A strong US dollar is deflationary or at least dis-inflationary at a time when the economy needs inflation to help pay down debt and service the payment obligations. This same strong dollar is also going to hurt US exporters, and I believe we will start to see and hear more stories about falling exports, which in turn will drive up unemployment if the domestic economy cannot pick up the slack.
We are already seeing this effect with the oil frackers in places like North Dakota, Pennsylvania and Texas which are suspending operations and laying off workers due to the low export price. In fact, the current low price of oil (about $53 a barrel for West Texas Intermediate) is below the cost of getting it out of the ground for many frackers. Moreover, many US oil producers are highly levered with junk bond loans which may start to fail.
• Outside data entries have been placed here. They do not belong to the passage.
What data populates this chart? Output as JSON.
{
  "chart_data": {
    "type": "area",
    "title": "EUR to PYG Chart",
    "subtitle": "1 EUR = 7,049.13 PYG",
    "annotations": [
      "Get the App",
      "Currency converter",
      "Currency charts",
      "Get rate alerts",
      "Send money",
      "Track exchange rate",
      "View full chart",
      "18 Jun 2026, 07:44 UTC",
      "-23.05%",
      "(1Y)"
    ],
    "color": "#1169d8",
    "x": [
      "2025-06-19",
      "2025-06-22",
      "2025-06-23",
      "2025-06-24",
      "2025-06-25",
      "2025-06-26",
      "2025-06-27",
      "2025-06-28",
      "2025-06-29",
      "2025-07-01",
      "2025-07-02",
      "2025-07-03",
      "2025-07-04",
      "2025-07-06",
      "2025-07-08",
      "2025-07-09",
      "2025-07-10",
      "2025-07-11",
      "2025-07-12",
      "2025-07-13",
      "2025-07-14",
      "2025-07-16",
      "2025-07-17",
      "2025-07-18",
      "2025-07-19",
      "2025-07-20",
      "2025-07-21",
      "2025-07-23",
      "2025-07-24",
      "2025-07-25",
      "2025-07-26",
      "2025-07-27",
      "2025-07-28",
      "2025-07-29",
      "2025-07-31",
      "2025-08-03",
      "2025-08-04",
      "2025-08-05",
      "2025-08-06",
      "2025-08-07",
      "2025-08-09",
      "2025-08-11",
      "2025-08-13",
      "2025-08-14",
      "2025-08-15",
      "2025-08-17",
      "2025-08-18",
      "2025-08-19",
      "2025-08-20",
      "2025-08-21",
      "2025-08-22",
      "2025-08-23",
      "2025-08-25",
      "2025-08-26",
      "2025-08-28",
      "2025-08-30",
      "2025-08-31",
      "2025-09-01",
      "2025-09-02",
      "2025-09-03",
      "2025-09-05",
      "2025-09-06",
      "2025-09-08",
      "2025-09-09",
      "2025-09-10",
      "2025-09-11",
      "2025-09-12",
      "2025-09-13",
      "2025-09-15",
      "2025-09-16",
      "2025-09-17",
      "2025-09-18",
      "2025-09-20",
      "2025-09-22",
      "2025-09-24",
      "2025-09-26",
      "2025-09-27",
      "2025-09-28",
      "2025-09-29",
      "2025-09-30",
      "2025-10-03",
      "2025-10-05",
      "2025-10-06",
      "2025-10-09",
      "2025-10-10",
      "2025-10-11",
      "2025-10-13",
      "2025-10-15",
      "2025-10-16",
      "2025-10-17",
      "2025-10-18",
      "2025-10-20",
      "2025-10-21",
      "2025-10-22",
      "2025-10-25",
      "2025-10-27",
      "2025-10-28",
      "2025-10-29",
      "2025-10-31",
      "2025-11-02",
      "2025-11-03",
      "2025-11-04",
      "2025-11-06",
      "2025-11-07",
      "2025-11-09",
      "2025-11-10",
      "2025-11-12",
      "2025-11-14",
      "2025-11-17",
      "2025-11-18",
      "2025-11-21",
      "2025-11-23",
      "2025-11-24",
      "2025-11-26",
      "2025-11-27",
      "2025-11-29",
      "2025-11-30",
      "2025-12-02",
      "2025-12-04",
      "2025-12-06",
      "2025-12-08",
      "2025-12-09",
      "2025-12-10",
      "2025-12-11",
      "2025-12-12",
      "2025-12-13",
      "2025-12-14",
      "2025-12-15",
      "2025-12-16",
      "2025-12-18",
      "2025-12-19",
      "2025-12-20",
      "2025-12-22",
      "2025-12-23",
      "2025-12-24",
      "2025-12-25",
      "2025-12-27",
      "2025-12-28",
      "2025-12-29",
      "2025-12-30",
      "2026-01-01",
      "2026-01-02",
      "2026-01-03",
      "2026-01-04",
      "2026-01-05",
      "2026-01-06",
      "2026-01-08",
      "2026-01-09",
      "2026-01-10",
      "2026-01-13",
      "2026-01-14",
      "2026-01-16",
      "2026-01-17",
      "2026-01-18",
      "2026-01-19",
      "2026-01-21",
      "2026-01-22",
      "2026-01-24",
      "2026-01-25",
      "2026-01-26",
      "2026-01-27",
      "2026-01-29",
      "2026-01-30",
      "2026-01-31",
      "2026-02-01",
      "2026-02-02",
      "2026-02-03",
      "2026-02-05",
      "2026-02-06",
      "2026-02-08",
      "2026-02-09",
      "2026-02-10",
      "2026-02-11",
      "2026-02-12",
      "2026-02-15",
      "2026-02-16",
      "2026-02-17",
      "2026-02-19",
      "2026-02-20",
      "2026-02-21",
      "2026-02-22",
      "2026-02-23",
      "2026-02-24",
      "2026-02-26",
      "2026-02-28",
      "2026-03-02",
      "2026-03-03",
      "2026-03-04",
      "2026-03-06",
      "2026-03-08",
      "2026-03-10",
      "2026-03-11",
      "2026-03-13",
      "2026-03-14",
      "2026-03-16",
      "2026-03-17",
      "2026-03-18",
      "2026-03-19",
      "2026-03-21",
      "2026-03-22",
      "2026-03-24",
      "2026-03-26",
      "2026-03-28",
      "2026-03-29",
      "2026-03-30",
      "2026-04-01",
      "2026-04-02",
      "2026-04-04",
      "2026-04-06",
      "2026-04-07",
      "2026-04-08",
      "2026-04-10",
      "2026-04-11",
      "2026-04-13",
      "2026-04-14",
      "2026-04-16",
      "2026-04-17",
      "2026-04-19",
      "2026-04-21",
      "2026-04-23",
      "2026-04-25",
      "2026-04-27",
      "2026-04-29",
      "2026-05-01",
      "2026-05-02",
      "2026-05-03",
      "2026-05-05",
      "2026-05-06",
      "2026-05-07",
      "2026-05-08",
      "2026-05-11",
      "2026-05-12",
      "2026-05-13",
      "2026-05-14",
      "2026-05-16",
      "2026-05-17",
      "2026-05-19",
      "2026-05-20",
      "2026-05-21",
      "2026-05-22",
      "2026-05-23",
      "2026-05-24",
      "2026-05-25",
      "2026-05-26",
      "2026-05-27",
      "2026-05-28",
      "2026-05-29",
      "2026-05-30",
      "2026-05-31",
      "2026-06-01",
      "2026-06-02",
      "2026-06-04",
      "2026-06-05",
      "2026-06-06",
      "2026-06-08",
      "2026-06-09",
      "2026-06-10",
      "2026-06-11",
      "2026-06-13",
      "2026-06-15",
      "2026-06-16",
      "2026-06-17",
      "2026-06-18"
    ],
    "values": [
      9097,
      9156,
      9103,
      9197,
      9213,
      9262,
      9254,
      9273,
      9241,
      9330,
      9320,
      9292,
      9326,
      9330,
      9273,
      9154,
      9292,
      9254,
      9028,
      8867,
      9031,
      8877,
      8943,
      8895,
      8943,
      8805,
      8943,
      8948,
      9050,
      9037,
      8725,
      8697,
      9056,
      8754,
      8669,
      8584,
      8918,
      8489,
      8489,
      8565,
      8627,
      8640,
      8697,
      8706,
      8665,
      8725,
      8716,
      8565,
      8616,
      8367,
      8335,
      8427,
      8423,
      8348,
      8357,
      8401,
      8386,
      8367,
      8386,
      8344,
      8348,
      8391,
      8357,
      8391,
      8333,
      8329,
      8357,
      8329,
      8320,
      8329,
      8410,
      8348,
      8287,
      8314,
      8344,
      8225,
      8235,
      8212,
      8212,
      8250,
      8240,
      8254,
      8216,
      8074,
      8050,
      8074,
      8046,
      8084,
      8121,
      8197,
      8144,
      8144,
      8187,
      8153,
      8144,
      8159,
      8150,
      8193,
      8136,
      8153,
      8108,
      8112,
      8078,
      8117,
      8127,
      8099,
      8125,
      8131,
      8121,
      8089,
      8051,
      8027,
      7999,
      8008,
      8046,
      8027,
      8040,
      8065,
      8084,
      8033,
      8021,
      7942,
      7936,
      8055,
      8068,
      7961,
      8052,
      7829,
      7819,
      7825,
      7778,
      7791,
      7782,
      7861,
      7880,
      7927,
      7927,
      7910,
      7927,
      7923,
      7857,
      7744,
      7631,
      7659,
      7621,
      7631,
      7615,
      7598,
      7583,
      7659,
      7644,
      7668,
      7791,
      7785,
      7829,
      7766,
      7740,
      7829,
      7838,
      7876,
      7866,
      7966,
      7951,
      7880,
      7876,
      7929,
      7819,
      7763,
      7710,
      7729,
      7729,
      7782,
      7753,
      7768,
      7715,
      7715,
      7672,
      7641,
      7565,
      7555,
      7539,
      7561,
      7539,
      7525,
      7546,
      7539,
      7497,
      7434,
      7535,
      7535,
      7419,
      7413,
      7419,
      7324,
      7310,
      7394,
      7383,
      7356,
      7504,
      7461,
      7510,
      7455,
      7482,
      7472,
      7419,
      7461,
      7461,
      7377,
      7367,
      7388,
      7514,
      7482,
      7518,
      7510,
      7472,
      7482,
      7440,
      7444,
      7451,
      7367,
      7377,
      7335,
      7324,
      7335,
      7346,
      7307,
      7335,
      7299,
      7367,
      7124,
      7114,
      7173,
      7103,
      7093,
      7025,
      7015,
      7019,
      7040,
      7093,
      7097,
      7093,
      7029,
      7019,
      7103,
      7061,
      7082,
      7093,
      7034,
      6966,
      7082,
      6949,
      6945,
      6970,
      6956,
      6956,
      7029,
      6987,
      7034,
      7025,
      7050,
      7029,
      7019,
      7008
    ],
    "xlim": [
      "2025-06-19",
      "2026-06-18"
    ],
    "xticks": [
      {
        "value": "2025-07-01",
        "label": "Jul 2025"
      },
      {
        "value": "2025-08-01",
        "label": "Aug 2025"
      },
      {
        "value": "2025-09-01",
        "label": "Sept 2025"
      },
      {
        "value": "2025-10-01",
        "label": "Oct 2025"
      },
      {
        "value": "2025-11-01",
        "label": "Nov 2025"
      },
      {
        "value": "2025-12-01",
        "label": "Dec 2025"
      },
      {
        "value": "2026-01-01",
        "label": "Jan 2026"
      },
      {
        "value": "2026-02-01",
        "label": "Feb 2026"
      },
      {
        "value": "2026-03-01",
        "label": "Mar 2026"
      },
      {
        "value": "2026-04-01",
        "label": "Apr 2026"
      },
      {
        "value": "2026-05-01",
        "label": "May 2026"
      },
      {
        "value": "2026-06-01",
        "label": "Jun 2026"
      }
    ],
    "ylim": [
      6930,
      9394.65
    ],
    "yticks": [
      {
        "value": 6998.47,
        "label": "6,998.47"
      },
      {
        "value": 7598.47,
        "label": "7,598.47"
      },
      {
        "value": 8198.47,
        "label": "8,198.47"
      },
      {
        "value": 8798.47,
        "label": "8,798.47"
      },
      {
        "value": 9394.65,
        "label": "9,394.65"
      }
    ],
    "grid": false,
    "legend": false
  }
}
This same strong dollar is also causing distortions in emerging markets and at least in Russia’s view, there is a financial warfare that is being implemented on that country (via economic sanctions and crashing oil prices). Could the collapse of the Russian ruble conceivably cause Russia to react in some sort of dangerous way either financially or through military efforts?
And in Saudi Arabia, the kingdom is said to be unhappy with US foreign policy since the Obama Administration has recently struck up relations with Saudi Arabia’s arch enemy, Iran. It is also reported in some circles that the 2011 Arab Spring uprising in Egypt is viewed by Saudi’s king as serious policy error by the US for our government’s unwillingness to support Mubarak, the former dictator of that country. Thus, there is talk of the end of the Saudi-backed Petro-dollar scheme which has supported the dollar for the past 35 years as the price to pay for our government’s new alliances.
Even in the developed world, we see that Japan is going through a massive money printing scheme. Some quiet voices (outside the realm of the institutional sell-side cheerleaders on Wall Street) talk of potential disaster for that economy as well as a massive spillover effect to the rest of the world should their experiment with massive quantitative easing fail to produce the results they seek, which is moderate inflation and increased exports.
At any rate, we need to keep one eye always on the dollar and another eye on how the markets will react to these developing, unstable situations should they persist. 2015 could prove to be a very interesting year, and one that doesn’t fit in with the pundits’ expectations of a higher stock market once again.